Dr Philippa Whitford MP
MP for Central Ayrshire and Chair of the All-Party Parliamentary Group Vaccinations for All
Every child, no matter where they are born, deserves a life free from preventable diseases. Without prioritising vaccinations, we risk losing hard won health improvements and seeing the return of deadly infectious diseases.
This is not only a moral responsibility, but also a case of global health security as, with increased global travel, the risk of epidemics is on the increase. Disease outbreaks, such as the recurrent Ebola outbreaks, cause vast human and economic costs – it is estimated that the cost of severe pandemics could reach up to £450 billion a year.
Vaccination is proven to be extremely effective
Vaccination saves up to three million lives every year, and millions more from disability; cutting polio cases from 350,000 in 1988 to just 33 in 2017, thanks to successful global vaccination projects. Vaccines also have wider lifetime benefits, from improving a child’s physical, mental and educational development, to strengthening a country’s health system and economy.
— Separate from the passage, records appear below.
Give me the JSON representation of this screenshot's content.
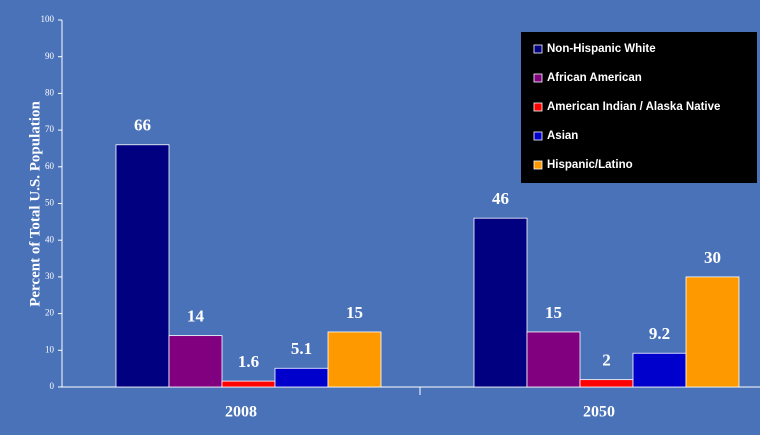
{
  "chart_data": {
    "type": "bar",
    "y_label": "Percent of Total U.S. Population",
    "categories": [
      "2008",
      "2050"
    ],
    "series": [
      {
        "name": "Non-Hispanic White",
        "color": "#000080",
        "values": [
          66,
          46
        ]
      },
      {
        "name": "African American",
        "color": "#800080",
        "values": [
          14,
          15
        ]
      },
      {
        "name": "American Indian / Alaska Native",
        "color": "#ff0000",
        "values": [
          1.6,
          2
        ]
      },
      {
        "name": "Asian",
        "color": "#0000cc",
        "values": [
          5.1,
          9.2
        ]
      },
      {
        "name": "Hispanic/Latino",
        "color": "#ff9900",
        "values": [
          15,
          30
        ]
      }
    ],
    "ylim": [
      0,
      100
    ],
    "yticks": [
      0,
      10,
      20,
      30,
      40,
      50,
      60,
      70,
      80,
      90,
      100
    ],
    "grid": false,
    "legend": "top-right"
  }
}
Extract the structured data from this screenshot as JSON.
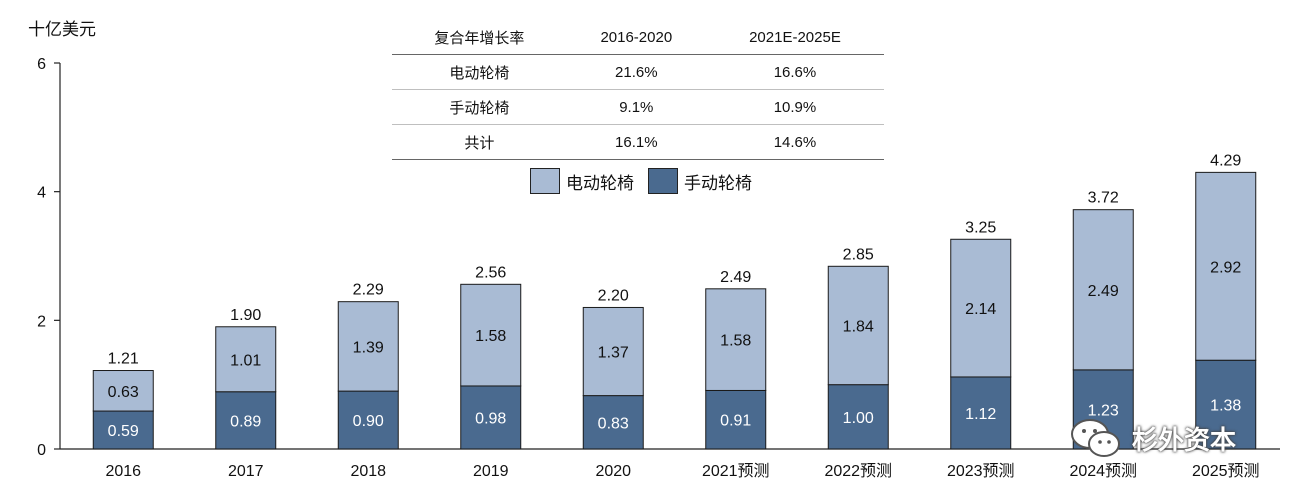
{
  "unit_label": "十亿美元",
  "cagr_table": {
    "header": [
      "复合年增长率",
      "2016-2020",
      "2021E-2025E"
    ],
    "rows": [
      [
        "电动轮椅",
        "21.6%",
        "16.6%"
      ],
      [
        "手动轮椅",
        "9.1%",
        "10.9%"
      ],
      [
        "共计",
        "16.1%",
        "14.6%"
      ]
    ]
  },
  "logo_text": "杉外资本",
  "chart_data": {
    "type": "bar",
    "stacked": true,
    "categories": [
      "2016",
      "2017",
      "2018",
      "2019",
      "2020",
      "2021预测",
      "2022预测",
      "2023预测",
      "2024预测",
      "2025预测"
    ],
    "series": [
      {
        "name": "手动轮椅",
        "color": "#4a6a8f",
        "values": [
          0.59,
          0.89,
          0.9,
          0.98,
          0.83,
          0.91,
          1.0,
          1.12,
          1.23,
          1.38
        ]
      },
      {
        "name": "电动轮椅",
        "color": "#a9bbd4",
        "values": [
          0.63,
          1.01,
          1.39,
          1.58,
          1.37,
          1.58,
          1.84,
          2.14,
          2.49,
          2.92
        ]
      }
    ],
    "value_labels": {
      "手动轮椅": [
        "0.59",
        "0.89",
        "0.90",
        "0.98",
        "0.83",
        "0.91",
        "1.00",
        "1.12",
        "1.23",
        "1.38"
      ],
      "电动轮椅": [
        "0.63",
        "1.01",
        "1.39",
        "1.58",
        "1.37",
        "1.58",
        "1.84",
        "2.14",
        "2.49",
        "2.92"
      ]
    },
    "totals": [
      "1.21",
      "1.90",
      "2.29",
      "2.56",
      "2.20",
      "2.49",
      "2.85",
      "3.25",
      "3.72",
      "4.29"
    ],
    "yticks": [
      "0",
      "2",
      "4",
      "6"
    ],
    "ylim": [
      0,
      6
    ],
    "legend": [
      "电动轮椅",
      "手动轮椅"
    ],
    "legend_position": "top-center",
    "grid": false
  }
}
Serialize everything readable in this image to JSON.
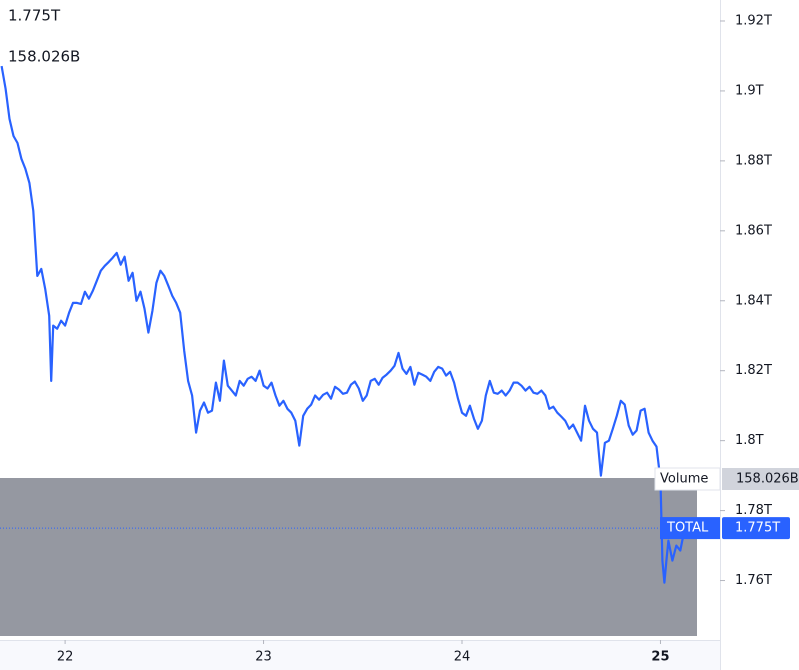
{
  "chart_data": {
    "type": "line",
    "series": [
      {
        "name": "TOTAL",
        "color": "#2962ff",
        "last_label": "1.775T",
        "x": [
          21.68,
          21.7,
          21.72,
          21.74,
          21.76,
          21.78,
          21.8,
          21.82,
          21.84,
          21.86,
          21.88,
          21.9,
          21.92,
          21.93,
          21.94,
          21.96,
          21.98,
          22.0,
          22.02,
          22.04,
          22.06,
          22.08,
          22.1,
          22.12,
          22.14,
          22.16,
          22.18,
          22.2,
          22.22,
          22.24,
          22.26,
          22.28,
          22.3,
          22.32,
          22.34,
          22.36,
          22.38,
          22.4,
          22.42,
          22.44,
          22.46,
          22.48,
          22.5,
          22.52,
          22.54,
          22.56,
          22.58,
          22.6,
          22.62,
          22.64,
          22.66,
          22.68,
          22.7,
          22.72,
          22.74,
          22.76,
          22.78,
          22.8,
          22.82,
          22.84,
          22.86,
          22.88,
          22.9,
          22.92,
          22.94,
          22.96,
          22.98,
          23.0,
          23.02,
          23.04,
          23.06,
          23.08,
          23.1,
          23.12,
          23.14,
          23.16,
          23.18,
          23.2,
          23.22,
          23.24,
          23.26,
          23.28,
          23.3,
          23.32,
          23.34,
          23.36,
          23.38,
          23.4,
          23.42,
          23.44,
          23.46,
          23.48,
          23.5,
          23.52,
          23.54,
          23.56,
          23.58,
          23.6,
          23.62,
          23.64,
          23.66,
          23.68,
          23.7,
          23.72,
          23.74,
          23.76,
          23.78,
          23.8,
          23.82,
          23.84,
          23.86,
          23.88,
          23.9,
          23.92,
          23.94,
          23.96,
          23.98,
          24.0,
          24.02,
          24.04,
          24.06,
          24.08,
          24.1,
          24.12,
          24.14,
          24.16,
          24.18,
          24.2,
          24.22,
          24.24,
          24.26,
          24.28,
          24.3,
          24.32,
          24.34,
          24.36,
          24.38,
          24.4,
          24.42,
          24.44,
          24.46,
          24.48,
          24.5,
          24.52,
          24.54,
          24.56,
          24.58,
          24.6,
          24.62,
          24.64,
          24.66,
          24.68,
          24.7,
          24.72,
          24.74,
          24.76,
          24.78,
          24.8,
          24.82,
          24.84,
          24.86,
          24.88,
          24.9,
          24.92,
          24.94,
          24.96,
          24.98,
          25.0,
          25.01,
          25.02,
          25.03,
          25.04,
          25.06,
          25.08,
          25.1,
          25.12,
          25.14,
          25.16
        ],
        "values": [
          1.9071,
          1.9006,
          1.892,
          1.8871,
          1.8851,
          1.8806,
          1.8777,
          1.8737,
          1.8657,
          1.8471,
          1.8491,
          1.8434,
          1.8357,
          1.8171,
          1.8329,
          1.832,
          1.8343,
          1.8329,
          1.8366,
          1.8394,
          1.8394,
          1.8391,
          1.8426,
          1.8406,
          1.8429,
          1.8457,
          1.8486,
          1.85,
          1.8511,
          1.8523,
          1.8537,
          1.8503,
          1.8526,
          1.8457,
          1.848,
          1.84,
          1.8426,
          1.8377,
          1.8309,
          1.8371,
          1.8451,
          1.8486,
          1.8471,
          1.8443,
          1.8414,
          1.8394,
          1.8366,
          1.8257,
          1.8171,
          1.8129,
          1.8023,
          1.8086,
          1.8109,
          1.808,
          1.8086,
          1.8166,
          1.8114,
          1.8229,
          1.8157,
          1.8143,
          1.8129,
          1.8171,
          1.8157,
          1.8177,
          1.8183,
          1.8171,
          1.82,
          1.8157,
          1.8149,
          1.8166,
          1.8129,
          1.81,
          1.8114,
          1.8091,
          1.808,
          1.8057,
          1.7986,
          1.8071,
          1.8091,
          1.8103,
          1.8129,
          1.8117,
          1.8131,
          1.8137,
          1.812,
          1.8154,
          1.8146,
          1.8134,
          1.8137,
          1.816,
          1.8169,
          1.8149,
          1.8114,
          1.8129,
          1.8171,
          1.8177,
          1.816,
          1.818,
          1.8189,
          1.82,
          1.8214,
          1.8251,
          1.8206,
          1.8191,
          1.8211,
          1.816,
          1.8194,
          1.8189,
          1.8183,
          1.8171,
          1.8197,
          1.8211,
          1.8206,
          1.8186,
          1.8197,
          1.8166,
          1.812,
          1.808,
          1.8071,
          1.81,
          1.8063,
          1.8034,
          1.8057,
          1.8129,
          1.8171,
          1.8137,
          1.8134,
          1.8143,
          1.8129,
          1.8143,
          1.8166,
          1.8166,
          1.8157,
          1.8143,
          1.8154,
          1.8137,
          1.8134,
          1.8143,
          1.8129,
          1.8091,
          1.8097,
          1.808,
          1.8069,
          1.8057,
          1.8034,
          1.8046,
          1.8023,
          1.8,
          1.81,
          1.8057,
          1.8034,
          1.8023,
          1.79,
          1.7994,
          1.8,
          1.8034,
          1.8071,
          1.8114,
          1.8103,
          1.8043,
          1.8017,
          1.8029,
          1.8086,
          1.8091,
          1.8023,
          1.8,
          1.7983,
          1.7886,
          1.7657,
          1.7594,
          1.7657,
          1.7714,
          1.7657,
          1.77,
          1.7686,
          1.7743,
          1.7777,
          1.775
        ]
      }
    ],
    "volume": {
      "name": "Volume",
      "color": "#9598a1",
      "values": [
        158.026
      ],
      "value_labels": [
        "158.026B"
      ]
    },
    "xlim": [
      21.672,
      25.3
    ],
    "xticks": [
      22,
      23,
      24,
      25
    ],
    "ylim": [
      1.743,
      1.926
    ],
    "yticks": [
      {
        "value": 1.76,
        "label": "1.76T"
      },
      {
        "value": 1.78,
        "label": "1.78T"
      },
      {
        "value": 1.8,
        "label": "1.8T"
      },
      {
        "value": 1.82,
        "label": "1.82T"
      },
      {
        "value": 1.84,
        "label": "1.84T"
      },
      {
        "value": 1.86,
        "label": "1.86T"
      },
      {
        "value": 1.88,
        "label": "1.88T"
      },
      {
        "value": 1.9,
        "label": "1.9T"
      },
      {
        "value": 1.92,
        "label": "1.92T"
      }
    ]
  }
}
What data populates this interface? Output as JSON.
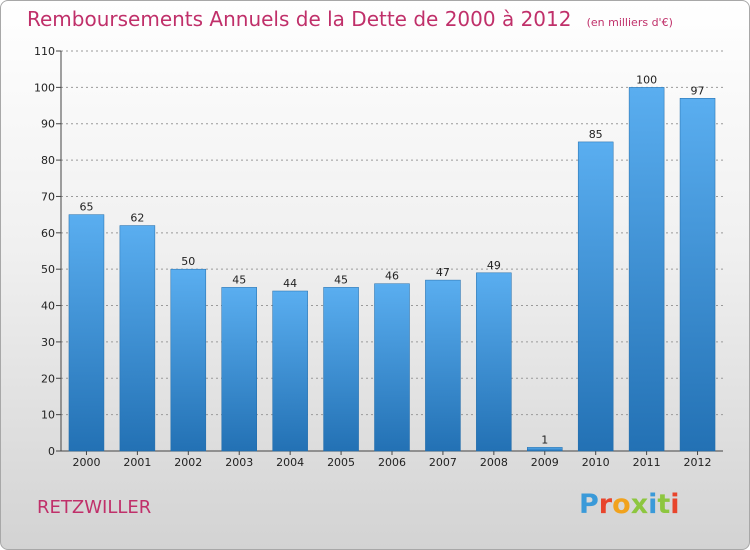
{
  "title": "Remboursements Annuels de la Dette de 2000 à 2012",
  "unit": "(en milliers d'€)",
  "commune": "RETZWILLER",
  "logo": {
    "text": "Proxiti",
    "colors": [
      "#3a9ad9",
      "#e8452c",
      "#f1a21d",
      "#8dc63f",
      "#3a9ad9",
      "#8dc63f",
      "#e8452c"
    ]
  },
  "chart_data": {
    "type": "bar",
    "title": "Remboursements Annuels de la Dette de 2000 à 2012",
    "xlabel": "",
    "ylabel": "",
    "categories": [
      "2000",
      "2001",
      "2002",
      "2003",
      "2004",
      "2005",
      "2006",
      "2007",
      "2008",
      "2009",
      "2010",
      "2011",
      "2012"
    ],
    "values": [
      65,
      62,
      50,
      45,
      44,
      45,
      46,
      47,
      49,
      1,
      85,
      100,
      97
    ],
    "ylim": [
      0,
      110
    ],
    "yticks": [
      0,
      10,
      20,
      30,
      40,
      50,
      60,
      70,
      80,
      90,
      100,
      110
    ],
    "grid": true,
    "bar_color": "#3d8fd0"
  }
}
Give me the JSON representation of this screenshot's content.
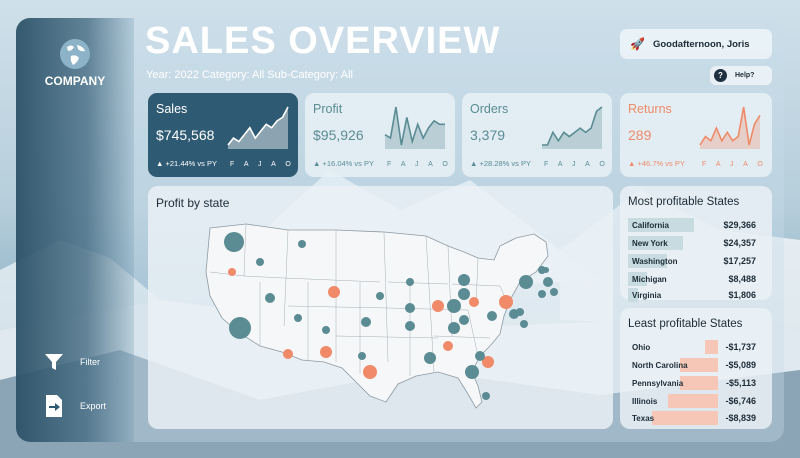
{
  "header": {
    "title": "SALES OVERVIEW",
    "filters": "Year: 2022  Category: All  Sub-Category: All",
    "greeting": "Goodafternoon, Joris",
    "help_label": "Help?",
    "help_icon": "?"
  },
  "sidebar": {
    "company": "COMPANY",
    "filter_label": "Filter",
    "export_label": "Export"
  },
  "kpis": [
    {
      "label": "Sales",
      "value": "$745,568",
      "change": "▲ +21.44% vs PY",
      "months": "F A J A O",
      "trend": [
        3,
        5,
        4,
        6,
        8,
        5,
        7,
        9,
        8,
        10,
        11,
        14
      ],
      "theme": "dark"
    },
    {
      "label": "Profit",
      "value": "$95,926",
      "change": "▲ +16.04% vs PY",
      "months": "F A J A O",
      "trend": [
        6,
        5,
        14,
        3,
        11,
        4,
        9,
        5,
        8,
        10,
        9,
        9
      ],
      "theme": "light"
    },
    {
      "label": "Orders",
      "value": "3,379",
      "change": "▲ +28.28% vs PY",
      "months": "F A J A O",
      "trend": [
        4,
        4,
        7,
        5,
        7,
        6,
        7,
        8,
        7,
        8,
        12,
        13
      ],
      "theme": "light"
    },
    {
      "label": "Returns",
      "value": "289",
      "change": "▲ +46.7% vs PY",
      "months": "F A J A O",
      "trend": [
        3,
        5,
        4,
        7,
        4,
        6,
        4,
        5,
        12,
        3,
        8,
        10
      ],
      "theme": "light"
    }
  ],
  "map": {
    "title": "Profit by state",
    "colors": {
      "profit": "#5b8c93",
      "loss": "#f08a68"
    }
  },
  "most_profitable": {
    "title": "Most profitable States",
    "rows": [
      {
        "state": "California",
        "amount": "$29,366",
        "value": 29366
      },
      {
        "state": "New York",
        "amount": "$24,357",
        "value": 24357
      },
      {
        "state": "Washington",
        "amount": "$17,257",
        "value": 17257
      },
      {
        "state": "Michigan",
        "amount": "$8,488",
        "value": 8488
      },
      {
        "state": "Virginia",
        "amount": "$1,806",
        "value": 1806
      }
    ]
  },
  "least_profitable": {
    "title": "Least profitable States",
    "rows": [
      {
        "state": "Ohio",
        "amount": "-$1,737",
        "value": 1737
      },
      {
        "state": "North Carolina",
        "amount": "-$5,089",
        "value": 5089
      },
      {
        "state": "Pennsylvania",
        "amount": "-$5,113",
        "value": 5113
      },
      {
        "state": "Illinois",
        "amount": "-$6,746",
        "value": 6746
      },
      {
        "state": "Texas",
        "amount": "-$8,839",
        "value": 8839
      }
    ]
  }
}
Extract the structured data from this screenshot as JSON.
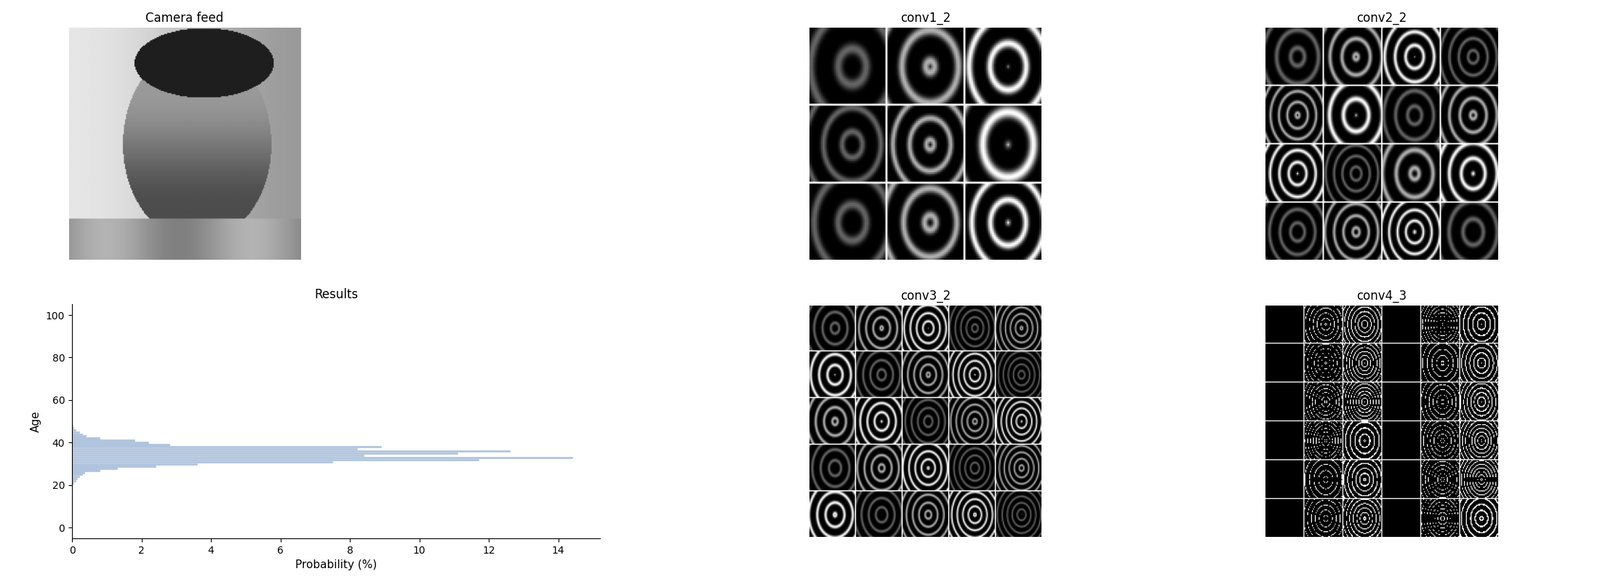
{
  "images": [
    {
      "title": "Camera feed"
    },
    {
      "title": "conv1_2"
    },
    {
      "title": "conv2_2"
    },
    {
      "title": "conv3_2"
    },
    {
      "title": "conv4_3"
    }
  ],
  "chart_data": {
    "type": "bar",
    "orientation": "horizontal",
    "title": "Results",
    "xlabel": "Probability (%)",
    "ylabel": "Age",
    "x": [
      21,
      22,
      23,
      24,
      25,
      26,
      27,
      28,
      29,
      30,
      31,
      32,
      33,
      34,
      35,
      36,
      37,
      38,
      39,
      40,
      41,
      42,
      43,
      44,
      45,
      46,
      47,
      48
    ],
    "values": [
      0.05,
      0.1,
      0.15,
      0.2,
      0.3,
      0.35,
      0.8,
      1.3,
      2.4,
      3.6,
      7.5,
      11.7,
      14.4,
      8.4,
      11.1,
      12.6,
      8.2,
      8.9,
      2.8,
      2.2,
      1.8,
      0.8,
      0.4,
      0.3,
      0.2,
      0.1,
      0.05,
      0.03
    ],
    "color": "#b0c4de",
    "xlim": [
      0,
      15.2
    ],
    "xticks": [
      0,
      2,
      4,
      6,
      8,
      10,
      12,
      14
    ],
    "ylim": [
      -5,
      105
    ],
    "yticks": [
      0,
      20,
      40,
      60,
      80,
      100
    ],
    "grid": false
  }
}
They are also central for tackling the growing threat of antibiotic resistant infections, as they prevent diseases and the need to use antibiotics in the first place.
It is imperative that the UK Government prioritises vaccinations in domestic and international policy, and encourages other governments to do the same.
Collaboration between government is essential
Despite the known value of vaccines, one in 10 children globally still receives no vaccines at all. This is why it is imperative that the UK Government prioritises vaccinations in domestic and international policy, and encourages other governments to do the same. At the same time, we must continue to support organisations such as Gavi, the Vaccine Alliance, who support access to affordable vaccines for lower-income countries, to give every child an equal shot at a disease and disability-free life.
Complacency about the threat of life changing infectious diseases is leading to reduced uptake of many crucial vaccines, as shown, by the recent outbreaks of measles across the world. With 82,000 cases of measles across Europe last year, leading to 72 deaths, we are complacent at our own peril.